Chapitre CX (2/2)
(Lumi) « - Bonjour, Orcinus.
(Orcinus) - Pardonnez-moi, Majesté, je n’avais pas vu que vous étiez présente. Je vous croyais à Champarfait, veillant sur le trône de feu votre époux.
- Mais…
- …
(Devant son attitude méfiante, pour ne pas dire hostile, mais aussi parce que j’étais consciente que nous n’étions pas seuls dans cette antichambre pleine de courtisans zélés et de diplomates accrédités, je renonçai à m'expliquer et préférai changer de sujet.)
- Milos est là également, si tu souhaites le voir.
- Avec plaisir ! Mais pourquoi n’est-il pas sur le voilier, avec les Lointains ?
- Euh… Il a échangé son poste avec Sikinos, qui voulait de nouveau naviguer.
- Sikinos ?
- L’ancien médecin du bateau d’Eperlanus et de Nautila, tu sais ?
- Ah ! Je m’en souviens, oui. Le seul survivant de cet affreux naufrage.
- C’est cela.
- Bien. Est-ce que je pourrais saluer Milos, puisqu’il est ici ? Je serais heureux de le voir.
- Je… Je vais aller le chercher.
- Inutile, dis-moi… Je veux dire, dites-moi où il se trouve, Majesté, et j’irai le retrouver.
- Arrête de m’appeler Majesté ! Et reste ici, je m’occupe de le prévenir pour qu’il vienne te rejoindre. »
Je m’enfuis plus ou moins de la pièce, réussissant miraculeusement à mettre un pied devant l’autre sans m’écrouler. J’avais imaginé cent fois nos retrouvailles, mais jamais je n’aurais cru qu’il emploierait un tel ton à mon égard ! Il était dur et tranchant comme un silex ou comme un ressentiment, quand je n’étais que guimauve, faiblesse et palpitations…
Milos m’accueillit avec une tendresse et une compassion toutes paternelles : il lui avait suffi de voir mes yeux rouges, ma démarche affolée, ma respiration saccadée pour comprendre qu’Orcinus était bien là, mais que tout ne s’annonçait pas rose… Il me caressa la joue comme si j’étais une toute petite fille, secoua la tête avec un sourire très doux, presque moqueur, puis il prit la direction de la grande salle pour retrouver celui qu’il avait en partie élevé. Malgré toute sa compassion et toute son affection pour moi, Milos n’aurait pas différé d’une seconde l’heure de revoir son cher Orcinus !

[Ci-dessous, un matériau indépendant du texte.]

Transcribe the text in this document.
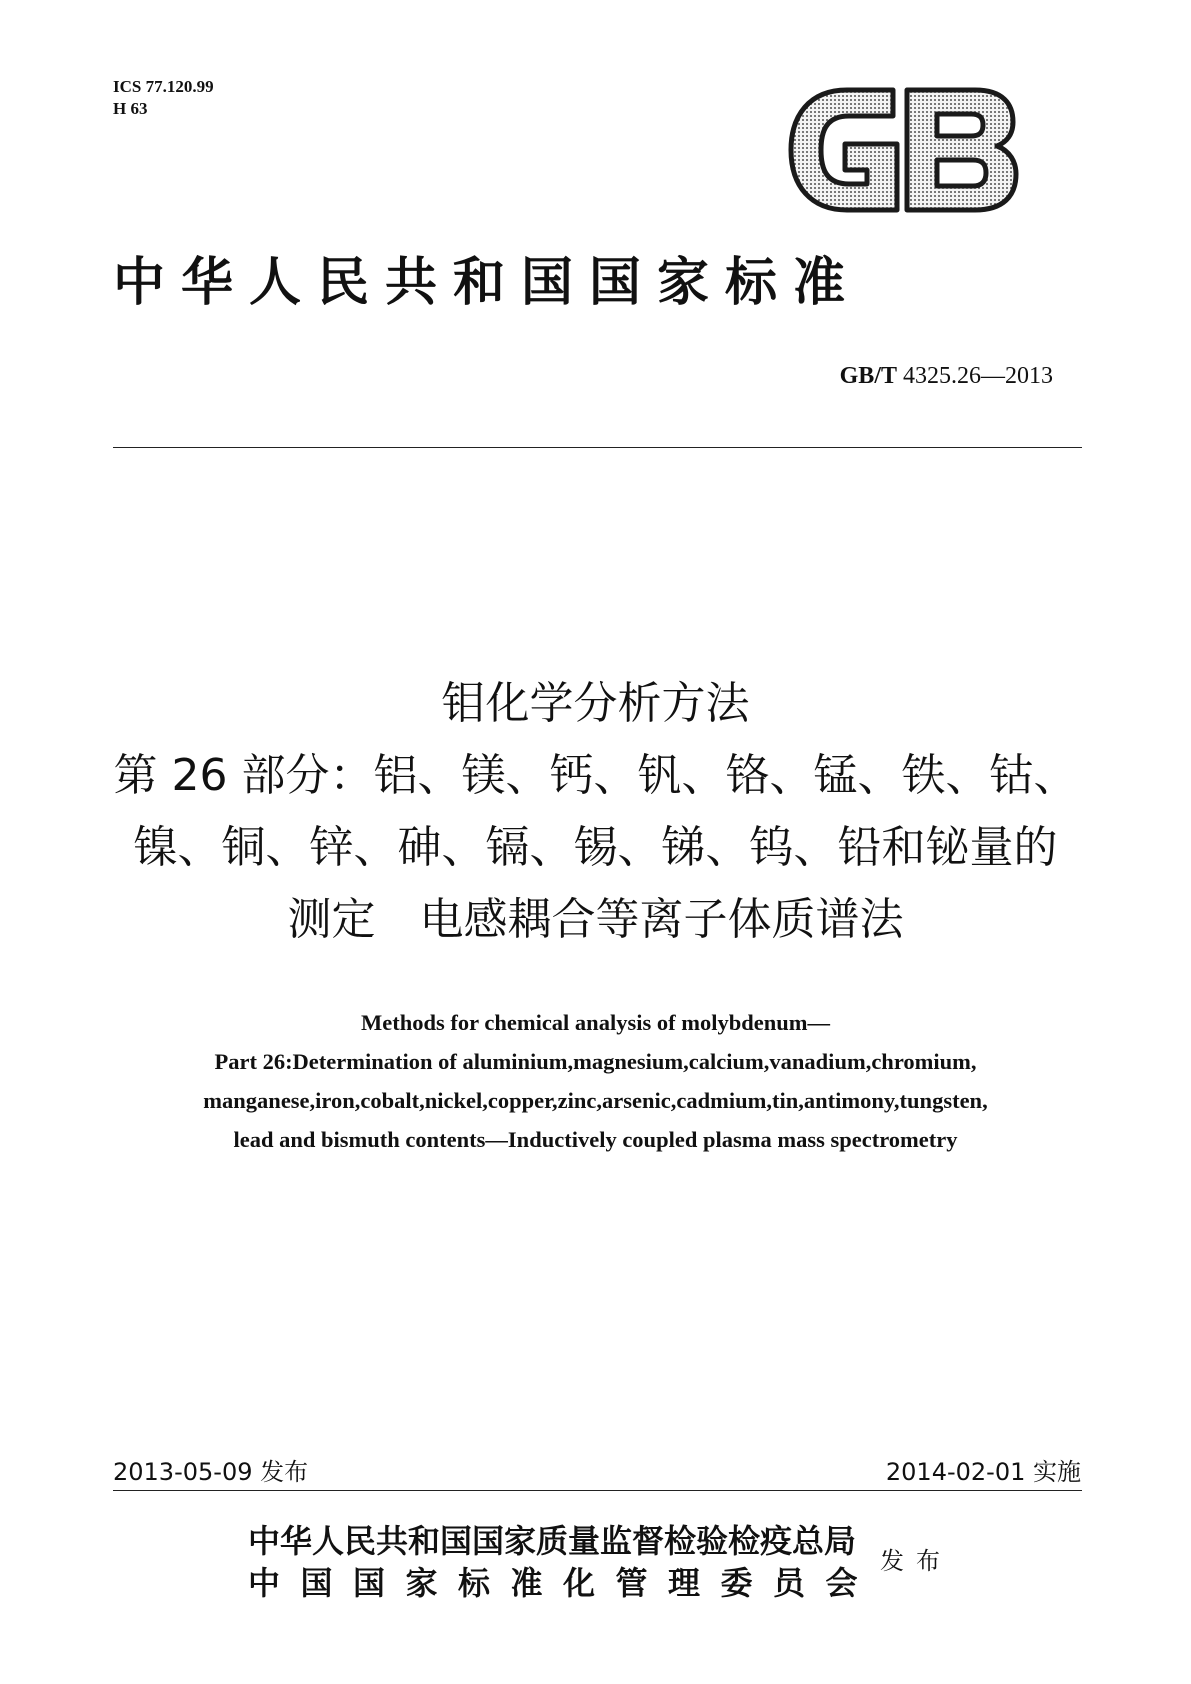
ICS 77.120.99
H 63
中华人民共和国国家标准
GB/T 4325.26—2013
钼化学分析方法
第 26 部分：铝、镁、钙、钒、铬、锰、铁、钴、
镍、铜、锌、砷、镉、锡、锑、钨、铅和铋量的
测定　电感耦合等离子体质谱法
Methods for chemical analysis of molybdenum—
Part 26:Determination of aluminium,magnesium,calcium,vanadium,chromium,
manganese,iron,cobalt,nickel,copper,zinc,arsenic,cadmium,tin,antimony,tungsten,
lead and bismuth contents—Inductively coupled plasma mass spectrometry
2013-05-09 发布	2014-02-01 实施
中华人民共和国国家质量监督检验检疫总局
中国国家标准化管理委员会
发布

Mais il ne s’attarda pas. Et après une petite demi-heure, que j’avais passée à jouer avec mes enfants étonnamment sages tant ils devaient sentir que ce n’était pas le moment de faire des caprices, le médecin vint me retrouver, avec un sourire immense et les yeux humides.
« - Ma chère Lumi, tu ne vas quand même pas rester enfermée ici alors que ton amoureux est à quelques mètres, libre comme l’air marin, debout sur ses deux jambes et visiblement parfaitement fidèle à lui-même ?
- …
- Moi en tout cas, je suis heureux comme un enfant ou comme une grand-mère de le revoir ! Il m’a pris dans ses bras comme quand il avait sept ou huit ans et que je lui apprenais à pêcher : s’il attrapait quelque chose, il sautait de joie sur le pont du bateau.
- Disons que je n’ai pas eu droit à une telle démonstration d´affection. Seule la banquise sous laquelle repose notre cher Tempetus me semble plus froide que le regard qu’Orcinus a daigné poser sur moi.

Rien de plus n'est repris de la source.